Für Landratten und Menschen, die nicht erahnen können, was Seereisen bedeuten, klingt es vermutlich erstaunlich langweilig: Wir haben Cuxhaven erreicht! Und aber alle, die solch eine Fahrt schon mal gemacht haben- oder überhaupt bei uns im Revier auf dem Wasser unterwegs waren – können sich mit uns freuen. Ich beschreibe mal wieder etwas „technisch“ diese Reise.
Wenn man von Hooksiel nach Cuxhaven will, dann fährt man aus der Jade über die Weser in die Elbe. Die Kunst ist auch hier (wie schon z.B. von Bhv nach Hooksiel), die richtige Tide abzupassen.
Wir wollen die Jade und das Stück Weser raus natürlich noch das ablaufende Wasser mitnehmen. Aber wenn es auf die Elbe zugeht, sollte es schon wieder auflaufen. Wenn ich das plane, dann richte ich mich nach dem „Niedrigwasser Leuchtturm Alte Weser“. Nun muss man schauen, wie weit es bis dahin ist bzw. wie lange man bis dahin braucht. Dann kann man rückwärts rechnen und hat seinen Startzeitpunkt. In unserem Fall war das so: NW „bei den Türmen“ war gegen 9:00 Uhr morgens. Bis dahin sind es ca. 12sm durch die Mittelrinne und dann noch ein Stück weiter. Da wir mit dem Strom fahren, werden wir bestimmt 6kn Fahrt machen, das bedeutet: 2 Stunden. Also müssen wir spätestens 7:00 los. Besser ist, noch etwas Reserve einzuplanen: Lieber oben etwas warten, bis die Tide kippt als zu spät kommen und noch ne Stunde verschenken, weil man da mit 1,7 Knoten rumhopst, um Höhe zu gewinnen. Da sind natürlich viele Erfahrungswerte drin. Wer solche nicht hat und selbst plant, muss so wie so eher los fahren 🙂
Weiter: Die erste Schleusung in Hooksiel ist nach 7:00 Uhr. Das bedeutet: Wir müssen einen Abend vorher die (vor)letzte Schleusung nehmen und im Vorhafen übernachten. Wir nahmen die Schleuse um 19:00 Uhr. Mir behagt das ja nicht, denn es gibt keinen nutzbaren Schwimmsteg und im Tidengewässer an einer Spundwand für längere Zeit(!) habe ich bisher noch nicht festgemacht. Das will auch keiner: Man geht einfach an einen vorhandenen Fischkutter und hofft, dass der nicht gerade mitten in der Nacht raus will.
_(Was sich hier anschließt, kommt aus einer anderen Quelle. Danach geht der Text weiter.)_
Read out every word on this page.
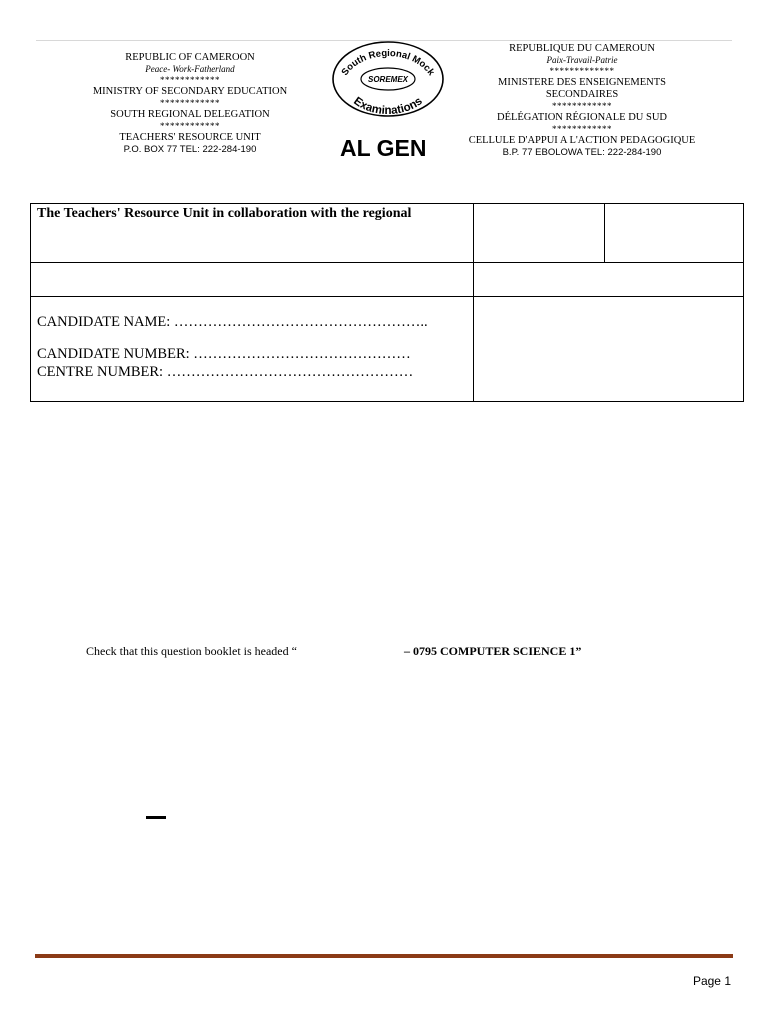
REPUBLIC OF CAMEROON
Peace- Work-Fatherland
************
MINISTRY OF SECONDARY EDUCATION
************
SOUTH REGIONAL DELEGATION
************
TEACHERS' RESOURCE UNIT
P.O. BOX 77 TEL: 222-284-190
South Regional Mock
SOREMEX
Examinations
REPUBLIQUE DU CAMEROUN
Paix-Travail-Patrie
*************
MINISTERE DES ENSEIGNEMENTS SECONDAIRES
************
DÉLÉGATION RÉGIONALE DU SUD
************
CELLULE D'APPUI A L'ACTION PEDAGOGIQUE
B.P. 77 EBOLOWA TEL: 222-284-190
AL GEN
The Teachers' Resource Unit in collaboration with the regional		

CANDIDATE NAME: ……………………………………………..
CANDIDATE NUMBER: ………………………………………
CENTRE NUMBER: ……………………………………………		

Check that this question booklet is headed “	– 0795 COMPUTER SCIENCE 1”
Page 1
Der erste Fischkutter war schon belegt: Und die Segler wollten noch früher los. Also gingen wir an den zweiten Kutter (das war nicht die Aggi, die kam morgens rein). Abends hörten wir noch DFB Pokal-Finale im Radio (BVB hats geschafft), dann ging es in die Koje. Den Umständen entsprechend haben wir gut geschlafen.
Um 5:30 ging der Wecker. Frisch machen, warm anziehen* und Wasser für Tee etc. kochen. Bald startete ich die Maschine, machte den Logbuch-Eintrag. Die üblichen Vorbereitungen: Handfunke, Fernglas, iPad als Plotter ins Cockpit, ne Flasche Wasser griffbereit etc. Dann ging es los: 6:20 Uhr war offizielles Ablegen. Und um es vorweg zu nehmen: Wir hätten ruhig noch etwas eher losfahren können! (Der nördliche Wind hat uns gebremst, weil wir nicht segeln konnten. Das kostet schon mal ne halbe Stunde).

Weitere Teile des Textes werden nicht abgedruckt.